Por outro lado, Bolsonaro já perdeu inegáveis apoios no Judiciário. Muitos juízes passaram a temer represálias e punições que lhe seriam impostas se Bolsonaro sair vitorioso em seu projeto golpista, como ocorreu na Polônia e Hungria, segundo relata a jornalista Maria Cristina Fernandes em seu artigo “Bolsonaro Une Toga Contra” (Valor, 19/8/2021). Pode-se dizer que o Poder Judiciário, a partir da iniciativa do Tribunal Superior Eleitoral (TSE) e do próprio STF, saiu da inércia de declarações verbais em defesa da democracia para reagir com ações concretas contra as decisões autoritárias do presidente.

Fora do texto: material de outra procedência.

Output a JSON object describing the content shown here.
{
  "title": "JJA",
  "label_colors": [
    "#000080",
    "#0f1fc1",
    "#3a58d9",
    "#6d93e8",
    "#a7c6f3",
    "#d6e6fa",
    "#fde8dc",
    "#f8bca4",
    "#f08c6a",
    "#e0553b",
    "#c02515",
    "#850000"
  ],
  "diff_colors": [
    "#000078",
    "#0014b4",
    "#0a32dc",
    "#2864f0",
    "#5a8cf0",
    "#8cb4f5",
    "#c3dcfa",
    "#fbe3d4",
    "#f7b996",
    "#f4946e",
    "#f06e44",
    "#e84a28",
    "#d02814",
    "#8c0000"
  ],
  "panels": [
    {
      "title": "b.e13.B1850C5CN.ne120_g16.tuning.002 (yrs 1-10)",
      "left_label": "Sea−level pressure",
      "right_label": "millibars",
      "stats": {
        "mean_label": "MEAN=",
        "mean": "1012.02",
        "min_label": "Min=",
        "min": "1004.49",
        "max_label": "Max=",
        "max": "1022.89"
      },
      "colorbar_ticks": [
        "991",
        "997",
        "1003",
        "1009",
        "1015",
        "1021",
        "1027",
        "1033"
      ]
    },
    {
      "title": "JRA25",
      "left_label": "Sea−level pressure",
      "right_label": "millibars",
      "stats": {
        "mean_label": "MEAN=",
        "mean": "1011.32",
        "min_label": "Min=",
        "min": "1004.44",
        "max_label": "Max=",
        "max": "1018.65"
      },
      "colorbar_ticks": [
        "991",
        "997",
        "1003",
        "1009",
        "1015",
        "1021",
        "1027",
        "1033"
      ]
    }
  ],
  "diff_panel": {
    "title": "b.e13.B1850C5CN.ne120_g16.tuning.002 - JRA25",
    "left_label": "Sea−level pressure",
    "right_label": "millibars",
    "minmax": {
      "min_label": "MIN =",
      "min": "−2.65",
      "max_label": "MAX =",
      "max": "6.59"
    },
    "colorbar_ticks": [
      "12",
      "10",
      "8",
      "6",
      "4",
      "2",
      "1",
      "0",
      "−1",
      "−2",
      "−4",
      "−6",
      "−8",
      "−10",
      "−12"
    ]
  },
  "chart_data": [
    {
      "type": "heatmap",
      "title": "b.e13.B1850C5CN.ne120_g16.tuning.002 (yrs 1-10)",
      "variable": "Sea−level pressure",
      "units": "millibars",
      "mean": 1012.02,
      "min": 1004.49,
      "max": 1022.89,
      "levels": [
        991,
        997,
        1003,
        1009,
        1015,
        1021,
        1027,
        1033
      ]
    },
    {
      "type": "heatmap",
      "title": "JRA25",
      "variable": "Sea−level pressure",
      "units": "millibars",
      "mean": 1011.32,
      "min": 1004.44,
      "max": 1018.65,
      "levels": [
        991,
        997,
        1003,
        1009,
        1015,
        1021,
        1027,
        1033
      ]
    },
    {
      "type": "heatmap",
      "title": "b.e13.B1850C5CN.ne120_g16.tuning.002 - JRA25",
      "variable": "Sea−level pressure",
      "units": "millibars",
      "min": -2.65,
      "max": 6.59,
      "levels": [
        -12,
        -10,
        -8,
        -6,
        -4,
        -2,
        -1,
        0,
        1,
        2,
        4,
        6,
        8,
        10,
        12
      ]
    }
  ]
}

A questão democrática, a pandemia e a inflação ameaçam o atual governo. Sentindo-se acuado, Bolsonaro contra-ataca com as iniciativas oriundas de sua mente insana. Quanto mais fraco se sentir, mais tumulto provocará. Mas seu campo de possibilidades está se restringindo, face à redução de sua base de apoio no mercado – que, finalmente, assumiu que Bolsonaro não governa – e, talvez, no próprio meio militar que oficialmente continua lhe dando apoio formal. Resta saber até que ponto. Alguns generais do governo já sinalizaram apoio ao golpe, usando o eufemismo de “poder moderador” dos militares, inexistente na Constituição.
Apesar de sua reduzida margem de manobra, Bolsonaro vai tentar um golpe, ninguém duvida. Talvez tente ainda este ano. Não se trataria de um golpe militar clássico, de fora para dentro. A expectativa dele é que os militares possam cruzar os braços em caso de uma tentativa de golpe por PMs, milícias, seguranças privadas, praças etc. Seria o modelo boliviano de novembro de 2019. Além do “risco Capitólio”, é bom não ignorar o “risco Bolívia”.
O movimento democrático terá de decifrar e impedir a ameaça de golpe, atuando no plano institucional e nas manifestações de rua, clamando Fora Bolsonaro e pressionando pelo impeachment.
Liszt Vieira é defensor público aposentado. Foi exilado político, deputado estadual no RJ, secretário de Meio Ambiente do RJ, presidente do Jardim Botânico RJ, professor universitário. É advogado com doutorado em Sociologia no IUPERJ.